Oltre mille persone alla 17esima “Festa del Carciofo violetto” per gustare il prodotto tipico dell’isola
Si è tenuta ieri alla Torre Massimiliana di Sant’Erasmo, la 17esima “Festa del Carciofo violetto”, manifestazione del palinsesto de “Le Città in Festa” che oltre al prodotto agricolo tipico dell’isola, celebra anche arte e tradizioni.
La giornata ha visto protagonista indiscusso dell’evento il carciofo violeto di Sant’Erasmo, presente nell’agrimercato con la sua vendita e poi con le visite guidate alla carciofaia, ma anche con i consigli di cucina con suggerimenti di ricette prelibate a base di carciofi e nello stand gastronomico, con diverse proposte di prodotti a base di carciofi.
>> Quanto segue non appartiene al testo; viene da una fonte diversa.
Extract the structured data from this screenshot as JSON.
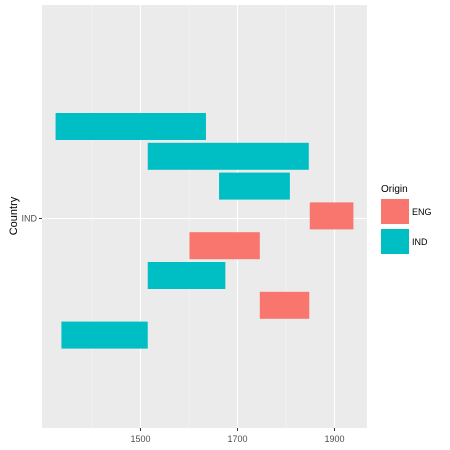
{
  "chart_data": {
    "type": "bar",
    "orientation": "horizontal-range",
    "ylabel": "Country",
    "y_categories": [
      "IND"
    ],
    "x_ticks": [
      1500,
      1700,
      1900
    ],
    "xlim": [
      1297,
      1967
    ],
    "grid": true,
    "legend": {
      "title": "Origin",
      "placement": "right",
      "entries": [
        {
          "label": "ENG",
          "color": "#F8766D"
        },
        {
          "label": "IND",
          "color": "#00BFC4"
        }
      ]
    },
    "colors": {
      "panel_background": "#EBEBEB",
      "grid_major": "#FFFFFF",
      "grid_minor": "#F5F5F5"
    },
    "bars": [
      {
        "origin": "IND",
        "start": 1325,
        "end": 1635
      },
      {
        "origin": "IND",
        "start": 1515,
        "end": 1847
      },
      {
        "origin": "IND",
        "start": 1662,
        "end": 1808
      },
      {
        "origin": "ENG",
        "start": 1849,
        "end": 1939
      },
      {
        "origin": "ENG",
        "start": 1601,
        "end": 1746
      },
      {
        "origin": "IND",
        "start": 1515,
        "end": 1675
      },
      {
        "origin": "ENG",
        "start": 1746,
        "end": 1848
      },
      {
        "origin": "IND",
        "start": 1337,
        "end": 1515
      }
    ]
  }
}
“La Festa del Carciofo violetto – ha dichiarato l’assessore alla Promozione del territorio del Comune di Venezia, Paola Mar, presente alla manifestazione per portare i saluti dell’Amministrazione insieme all’assessore alla Mobilità e Viabilità, Francesca Zaccariotto, e al consigliere delegato ai Rapporti con le isole, Alessandro Scarpa ‘Marta’ – valorizza notevolmente questo prodotto che rappresenta anche Presidio Slow Food. E’ stato molto interessante vedere come il carciofo possa essere utilizzato in varie ricette tipiche della tradizione, quanto innovative, con lo scopo di soddisfare tutti i palati. Un festa ben riuscita e che ha portato a Sant’Erasmo qualche migliaio di persone”.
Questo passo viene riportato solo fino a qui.